“Fueling Ecocide” is a cross-border, collaborative data investigation coordinated by EIC (European Investigative Collaborations) and EIF (Environmental Investigative Forum). Over the course of a year, 13 media outlets across four continents joined forces, asking a simple but crucial question: how much protected land and sea have we lost globally to oil and gas extraction?
To answer this question, we embarked on a mapping exercise of epic proportions. Using QGIS and Post-QGIS, we compared 315,000 protected areas from all over the world with 15,000 extraction blocks, spanning 120 countries.
For the first time, this work provides a clear global picture of the damage: 7,021 protected areas in 99 countries overlap with oil and gas projects. This represents a surface of approximately 690,000 km², just over the size of France, most of it under internationally recognized protection statuses. Through extensive reporting, they also identified 763 oil and gas companies involved, with the largest contributors headquartered in Europe.

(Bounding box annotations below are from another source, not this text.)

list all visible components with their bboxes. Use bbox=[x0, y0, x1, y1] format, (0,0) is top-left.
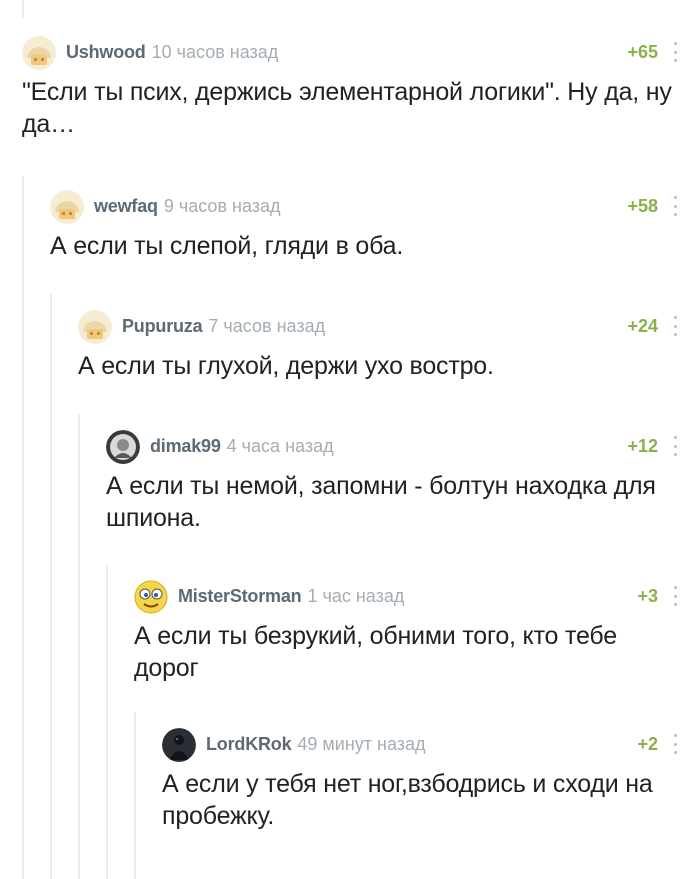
thread-line bbox=[78, 414, 80, 879]
comment-rating: +24 bbox=[627, 316, 658, 336]
comment-time[interactable]: 9 часов назад bbox=[164, 196, 281, 216]
default-avatar-icon[interactable] bbox=[22, 36, 56, 70]
author-name[interactable]: Pupuruza bbox=[122, 316, 203, 336]
comment-author[interactable]: wewfaq 9 часов назад bbox=[94, 196, 281, 217]
default-avatar-icon[interactable] bbox=[50, 190, 84, 224]
comment-rating: +2 bbox=[637, 734, 658, 754]
more-menu-icon[interactable] bbox=[670, 316, 680, 336]
default-avatar-icon[interactable] bbox=[78, 310, 112, 344]
smiley-avatar[interactable] bbox=[134, 580, 168, 614]
comment: Ushwood 10 часов назад +65 "Если ты псих,… bbox=[22, 34, 680, 140]
author-name[interactable]: Ushwood bbox=[66, 42, 146, 62]
comment-author[interactable]: MisterStorman 1 час назад bbox=[178, 586, 404, 607]
comment-time[interactable]: 1 час назад bbox=[307, 586, 404, 606]
comment-text: А если у тебя нет ног,взбодрись и сходи … bbox=[162, 770, 653, 830]
thread-line bbox=[22, 0, 24, 18]
comment-header: dimak99 4 часа назад +12 bbox=[106, 428, 680, 468]
dark-figure-avatar[interactable] bbox=[162, 728, 196, 762]
comment-rating: +58 bbox=[627, 196, 658, 216]
comment-header: Pupuruza 7 часов назад +24 bbox=[78, 308, 680, 348]
comment-header: wewfaq 9 часов назад +58 bbox=[50, 188, 680, 228]
author-name[interactable]: LordKRok bbox=[206, 734, 292, 754]
comment-text: А если ты безрукий, обними того, кто теб… bbox=[134, 622, 617, 682]
comment-rating: +12 bbox=[627, 436, 658, 456]
comment-text: "Если ты псих, держись элементарной логи… bbox=[22, 78, 672, 138]
comment-author[interactable]: LordKRok 49 минут назад bbox=[206, 734, 426, 755]
comment: wewfaq 9 часов назад +58 А если ты слепой… bbox=[50, 188, 680, 262]
comment-rating: +3 bbox=[637, 586, 658, 606]
thread-line bbox=[22, 176, 24, 879]
comment-header: Ushwood 10 часов назад +65 bbox=[22, 34, 680, 74]
comment-header: LordKRok 49 минут назад +2 bbox=[162, 726, 680, 766]
comment: MisterStorman 1 час назад +3 А если ты бе… bbox=[134, 578, 680, 684]
comment-time[interactable]: 10 часов назад bbox=[152, 42, 279, 62]
more-menu-icon[interactable] bbox=[670, 734, 680, 754]
comment-author[interactable]: Pupuruza 7 часов назад bbox=[122, 316, 325, 337]
comment-author[interactable]: Ushwood 10 часов назад bbox=[66, 42, 278, 63]
comment-author[interactable]: dimak99 4 часа назад bbox=[150, 436, 334, 457]
author-name[interactable]: MisterStorman bbox=[178, 586, 302, 606]
more-menu-icon[interactable] bbox=[670, 586, 680, 606]
comment-header: MisterStorman 1 час назад +3 bbox=[134, 578, 680, 618]
more-menu-icon[interactable] bbox=[670, 436, 680, 456]
comment-time[interactable]: 49 минут назад bbox=[297, 734, 425, 754]
thread-line bbox=[50, 294, 52, 879]
thread-line bbox=[134, 712, 136, 879]
author-name[interactable]: dimak99 bbox=[150, 436, 221, 456]
more-menu-icon[interactable] bbox=[670, 42, 680, 62]
comment-text: А если ты немой, запомни - болтун находк… bbox=[106, 472, 656, 532]
thread-line bbox=[106, 565, 108, 879]
more-menu-icon[interactable] bbox=[670, 196, 680, 216]
comment-text: А если ты слепой, гляди в оба. bbox=[50, 232, 404, 260]
comment-time[interactable]: 4 часа назад bbox=[227, 436, 334, 456]
comment-text: А если ты глухой, держи ухо востро. bbox=[78, 352, 494, 380]
user-photo-avatar[interactable] bbox=[106, 430, 140, 464]
comment-time[interactable]: 7 часов назад bbox=[208, 316, 325, 336]
comment-rating: +65 bbox=[627, 42, 658, 62]
comment: Pupuruza 7 часов назад +24 А если ты глух… bbox=[78, 308, 680, 382]
comment: LordKRok 49 минут назад +2 А если у тебя … bbox=[162, 726, 680, 832]
author-name[interactable]: wewfaq bbox=[94, 196, 158, 216]
comment: dimak99 4 часа назад +12 А если ты немой,… bbox=[106, 428, 680, 534]
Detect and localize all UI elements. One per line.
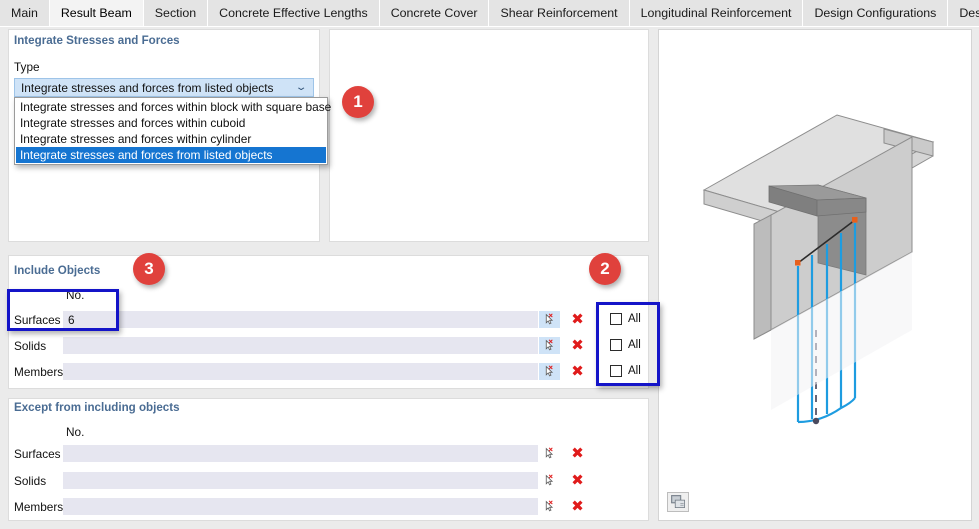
pick-cursor-icon [545, 339, 554, 351]
pick-solids-button[interactable] [539, 337, 560, 354]
tab-shear-reinforcement[interactable]: Shear Reinforcement [489, 0, 630, 26]
dialog-window: Main Result Beam Section Concrete Effect… [0, 0, 979, 529]
tab-main[interactable]: Main [0, 0, 50, 26]
all-members-checkbox[interactable]: All [610, 365, 641, 377]
include-input-solids[interactable] [63, 337, 538, 354]
dropdown-option-block-square-base[interactable]: Integrate stresses and forces within blo… [16, 99, 331, 115]
snapshot-icon [670, 495, 685, 508]
close-icon: ✖ [571, 471, 584, 489]
tab-section[interactable]: Section [143, 0, 209, 26]
tab-bar: Main Result Beam Section Concrete Effect… [0, 0, 979, 27]
clear-except-surfaces-button[interactable]: ✖ [567, 445, 588, 462]
include-objects-column-header: No. [66, 288, 85, 302]
pick-cursor-icon [545, 474, 554, 486]
clear-except-members-button[interactable]: ✖ [567, 498, 588, 515]
tab-label: Shear Reinforcement [500, 6, 618, 20]
integration-type-combo[interactable]: Integrate stresses and forces from liste… [14, 78, 314, 97]
tab-label: Main [11, 6, 38, 20]
checkbox-box [610, 339, 622, 351]
pick-cursor-icon [545, 500, 554, 512]
include-input-members[interactable] [63, 363, 538, 380]
except-row-label-solids: Solids [14, 474, 47, 488]
close-icon: ✖ [571, 497, 584, 515]
tab-label: Result Beam [60, 6, 132, 20]
integration-type-dropdown[interactable]: Integrate stresses and forces within blo… [14, 97, 331, 165]
tab-label: Longitudinal Reinforcement [640, 6, 792, 20]
tab-label: Concrete Effective Lengths [219, 6, 368, 20]
tab-longitudinal-reinforcement[interactable]: Longitudinal Reinforcement [629, 0, 804, 26]
clear-except-solids-button[interactable]: ✖ [567, 472, 588, 489]
include-row-label-surfaces: Surfaces [14, 313, 61, 327]
all-solids-checkbox[interactable]: All [610, 339, 641, 351]
callout-badge-3: 3 [133, 253, 165, 285]
checkbox-box [610, 365, 622, 377]
pick-cursor-icon [545, 313, 554, 325]
close-icon: ✖ [571, 362, 584, 380]
pick-except-members-button[interactable] [539, 498, 560, 515]
checkbox-label: All [628, 339, 641, 351]
snapshot-icon-button[interactable] [667, 492, 689, 512]
include-row-label-solids: Solids [14, 339, 47, 353]
close-icon: ✖ [571, 336, 584, 354]
tab-label: Design Suppor [959, 6, 979, 20]
callout-badge-1: 1 [342, 86, 374, 118]
tab-label: Concrete Cover [390, 6, 478, 20]
pick-except-surfaces-button[interactable] [539, 445, 560, 462]
dropdown-option-cylinder[interactable]: Integrate stresses and forces within cyl… [16, 131, 326, 147]
except-input-solids[interactable] [63, 472, 538, 489]
clear-surfaces-button[interactable]: ✖ [567, 311, 588, 328]
pick-surfaces-button[interactable] [539, 311, 560, 328]
close-icon: ✖ [571, 444, 584, 462]
type-label: Type [14, 60, 40, 74]
model-viewport[interactable] [658, 29, 972, 521]
clear-solids-button[interactable]: ✖ [567, 337, 588, 354]
checkbox-box [610, 313, 622, 325]
dropdown-option-listed-objects[interactable]: Integrate stresses and forces from liste… [16, 147, 326, 163]
tab-design-support[interactable]: Design Suppor [948, 0, 979, 26]
except-objects-group-title: Except from including objects [14, 401, 180, 414]
tab-label: Section [154, 6, 197, 20]
checkbox-label: All [628, 365, 641, 377]
t-beam-model-graphic [702, 114, 935, 425]
pick-cursor-icon [545, 365, 554, 377]
close-icon: ✖ [571, 310, 584, 328]
tab-concrete-cover[interactable]: Concrete Cover [379, 0, 490, 26]
integrate-group-title: Integrate Stresses and Forces [14, 34, 180, 47]
chevron-down-icon: ⌄ [294, 82, 308, 93]
callout-badge-2: 2 [589, 253, 621, 285]
pick-members-button[interactable] [539, 363, 560, 380]
pick-except-solids-button[interactable] [539, 472, 560, 489]
except-row-label-members: Members [14, 500, 64, 514]
checkbox-label: All [628, 313, 641, 325]
preview-panel [329, 29, 649, 242]
tab-design-configurations[interactable]: Design Configurations [803, 0, 949, 26]
integration-type-value: Integrate stresses and forces from liste… [21, 80, 274, 95]
dropdown-option-cuboid[interactable]: Integrate stresses and forces within cub… [16, 115, 326, 131]
tab-concrete-effective-lengths[interactable]: Concrete Effective Lengths [208, 0, 380, 26]
include-row-label-members: Members [14, 365, 64, 379]
tab-result-beam[interactable]: Result Beam [49, 0, 144, 26]
except-input-surfaces[interactable] [63, 445, 538, 462]
except-objects-column-header: No. [66, 425, 85, 439]
pick-cursor-icon [545, 447, 554, 459]
clear-members-button[interactable]: ✖ [567, 363, 588, 380]
all-surfaces-checkbox[interactable]: All [610, 313, 641, 325]
except-input-members[interactable] [63, 498, 538, 515]
tab-label: Design Configurations [814, 6, 937, 20]
include-input-surfaces[interactable]: 6 [63, 311, 538, 328]
include-objects-group-title: Include Objects [14, 264, 101, 277]
except-row-label-surfaces: Surfaces [14, 447, 61, 461]
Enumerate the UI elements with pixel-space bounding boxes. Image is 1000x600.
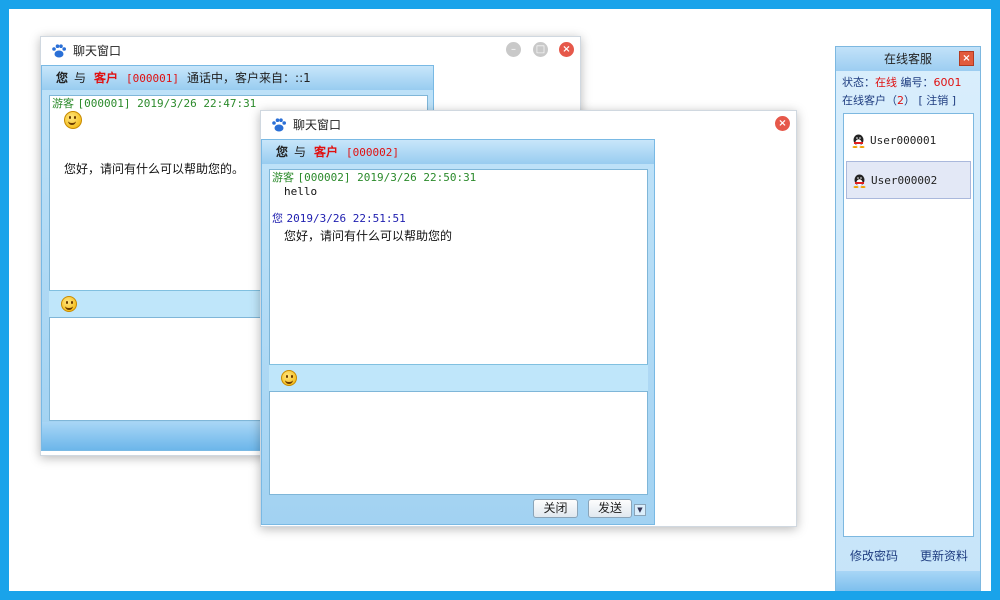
sidebar-footer xyxy=(836,571,980,599)
grin-emoji-icon xyxy=(64,111,82,129)
list-item[interactable]: User000001 xyxy=(846,122,971,160)
header-with: 与 xyxy=(74,71,87,85)
chat-panel: 您与客户 [000002] 游客 [000002] 2019/3/26 22:50… xyxy=(261,139,655,525)
message-meta: [000001] 2019/3/26 22:47:31 xyxy=(77,97,257,110)
online-label: 在线客户（ xyxy=(842,94,897,107)
message-meta: 2019/3/26 22:51:51 xyxy=(286,212,406,225)
send-options-chevron-down-icon[interactable]: ▼ xyxy=(634,504,646,516)
user-name: User000002 xyxy=(871,174,938,187)
header-role: 客户 xyxy=(314,145,339,159)
header-you: 您 xyxy=(56,71,69,85)
paw-logo-icon xyxy=(52,44,66,58)
online-count: 2 xyxy=(897,94,904,107)
message-item: 游客 [000002] 2019/3/26 22:50:31 xyxy=(272,171,476,185)
minimize-icon[interactable]: – xyxy=(506,42,521,57)
window-title: 聊天窗口 xyxy=(73,44,122,58)
message-sender: 您 xyxy=(272,212,283,225)
message-text: 您好，请问有什么可以帮助您的。 xyxy=(64,162,245,176)
message-text: 您好，请问有什么可以帮助您的 xyxy=(284,229,453,243)
close-icon[interactable]: × xyxy=(775,116,790,131)
header-customer-code: [000002] xyxy=(346,146,400,159)
online-close: ） xyxy=(904,94,915,107)
chat-header: 您与客户 [000001] 通话中，客户来自：::1 xyxy=(42,66,433,90)
user-list: User000001 User000002 xyxy=(843,113,974,537)
header-customer-code: [000001] xyxy=(126,72,180,85)
message-item: 游客 [000001] 2019/3/26 22:47:31 xyxy=(52,97,256,111)
agent-status: 状态：在线 编号：6001 xyxy=(842,74,962,90)
message-meta: [000002] 2019/3/26 22:50:31 xyxy=(297,171,477,184)
paw-logo-icon xyxy=(272,118,286,132)
update-profile-link[interactable]: 更新资料 xyxy=(920,547,968,564)
smiley-icon[interactable] xyxy=(61,296,77,312)
online-customers: 在线客户（2） [ 注销 ] xyxy=(842,92,956,108)
logout-link[interactable]: [ 注销 ] xyxy=(919,94,957,107)
close-icon[interactable]: × xyxy=(959,51,974,66)
window-titlebar[interactable]: 聊天窗口 – □ × xyxy=(41,37,580,63)
maximize-icon[interactable]: □ xyxy=(533,42,548,57)
message-sender: 游客 xyxy=(52,97,74,110)
header-status: 通话中，客户来自：::1 xyxy=(187,71,311,85)
close-button[interactable]: 关闭 xyxy=(533,499,578,518)
message-sender: 游客 xyxy=(272,171,294,184)
send-button[interactable]: 发送 xyxy=(588,499,632,518)
close-icon[interactable]: × xyxy=(559,42,574,57)
message-item: 您 2019/3/26 22:51:51 xyxy=(272,212,406,226)
smiley-icon[interactable] xyxy=(281,370,297,386)
window-title: 聊天窗口 xyxy=(293,118,342,132)
header-role: 客户 xyxy=(94,71,119,85)
id-label: 编号： xyxy=(900,76,934,89)
window-titlebar[interactable]: 聊天窗口 × xyxy=(261,111,796,137)
id-value: 6001 xyxy=(933,76,962,89)
emoji-toolbar xyxy=(269,364,648,392)
message-history[interactable]: 游客 [000002] 2019/3/26 22:50:31 hello 您 2… xyxy=(269,169,648,365)
status-label: 状态： xyxy=(842,76,875,89)
header-with: 与 xyxy=(294,145,307,159)
message-input[interactable] xyxy=(269,391,648,495)
message-text: hello xyxy=(284,185,318,198)
chat-window-2: 聊天窗口 × 您与客户 [000002] 游客 [000002] 2019/3/2… xyxy=(260,110,797,527)
status-value: 在线 xyxy=(875,76,897,89)
chat-header: 您与客户 [000002] xyxy=(262,140,654,164)
service-sidebar: 在线客服 × 状态：在线 编号：6001 在线客户（2） [ 注销 ] User… xyxy=(835,46,981,600)
list-item[interactable]: User000002 xyxy=(846,161,971,199)
penguin-user-icon xyxy=(853,174,866,188)
header-you: 您 xyxy=(276,145,289,159)
penguin-user-icon xyxy=(852,134,865,148)
change-password-link[interactable]: 修改密码 xyxy=(850,547,898,564)
user-name: User000001 xyxy=(870,134,937,147)
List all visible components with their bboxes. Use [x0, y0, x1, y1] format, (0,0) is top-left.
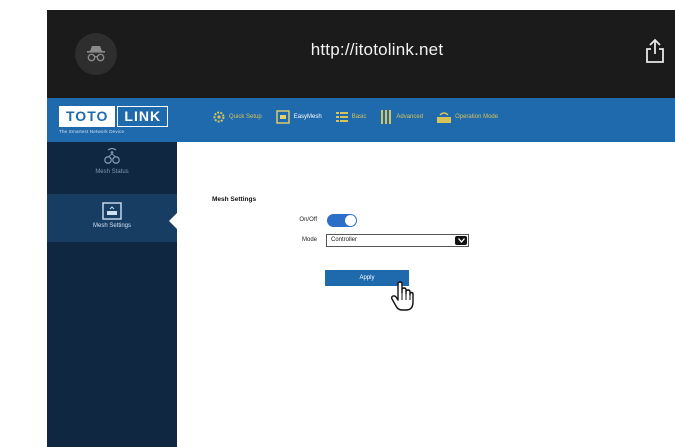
hand-pointer-cursor-icon	[390, 280, 416, 317]
share-icon[interactable]	[644, 38, 666, 69]
mesh-settings-icon	[102, 202, 122, 220]
nav-quick-setup[interactable]: Quick Setup	[213, 111, 262, 123]
device-screen: http://itotolink.net TOTO LINK The Smart…	[47, 10, 675, 447]
url-bar[interactable]: http://itotolink.net	[197, 40, 557, 60]
logo-tagline: The Smartest Network Device	[59, 129, 125, 134]
browser-bar: http://itotolink.net	[47, 10, 675, 98]
nav-label: Basic	[351, 114, 367, 120]
mesh-icon	[275, 110, 290, 124]
top-nav-items: Quick Setup EasyMesh Basic Advanced Oper…	[213, 110, 512, 124]
mode-label: Mode	[301, 237, 317, 243]
nav-advanced[interactable]: Advanced	[380, 110, 423, 124]
nav-operation-mode[interactable]: Operation Mode	[437, 111, 498, 123]
router-top-nav: TOTO LINK The Smartest Network Device Qu…	[47, 98, 675, 142]
incognito-icon[interactable]	[75, 33, 117, 75]
totolink-logo: TOTO LINK The Smartest Network Device	[59, 106, 169, 134]
mesh-onoff-toggle[interactable]	[327, 214, 357, 227]
logo-text-left: TOTO	[59, 106, 116, 127]
mode-select[interactable]: Controller	[326, 234, 469, 247]
nav-label: EasyMesh	[293, 114, 322, 120]
chevron-down-icon	[455, 236, 467, 245]
onoff-label: On/Off	[299, 217, 317, 223]
wifi-icon	[437, 111, 452, 123]
nav-label: Quick Setup	[229, 114, 262, 120]
list-icon	[335, 111, 348, 123]
sidebar-item-mesh-status[interactable]: Mesh Status	[47, 148, 177, 188]
logo-text-right: LINK	[117, 106, 169, 127]
nav-basic[interactable]: Basic	[335, 111, 367, 123]
gear-icon	[213, 111, 225, 123]
bars-icon	[380, 110, 392, 124]
sidebar-item-label: Mesh Status	[95, 169, 129, 175]
nav-label: Advanced	[396, 114, 424, 120]
sidebar-item-mesh-settings[interactable]: Mesh Settings	[47, 194, 177, 242]
section-title: Mesh Settings	[212, 196, 257, 203]
nav-label: Operation Mode	[455, 114, 499, 120]
nav-easymesh[interactable]: EasyMesh	[275, 110, 322, 124]
sidebar-item-label: Mesh Settings	[92, 223, 132, 229]
mode-select-value: Controller	[331, 237, 358, 243]
toggle-knob	[345, 215, 356, 226]
sidebar: Mesh Status Mesh Settings	[47, 142, 178, 447]
main-content: Mesh Settings On/Off Mode Controller App…	[177, 142, 675, 447]
mesh-status-icon	[104, 148, 120, 164]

In this session, the reporters involved in the project will take you through the makings of a data-driven global investigation. They will talk you through the trial-and-error process of handling and harmonising an immense geospatial dataset: which tools they used, which methodological choices they made, and which obstacles proved the hardest to overcome. They will explain how the team turned this data into impactful stories, collaborated across the globe, and what lessons they learned.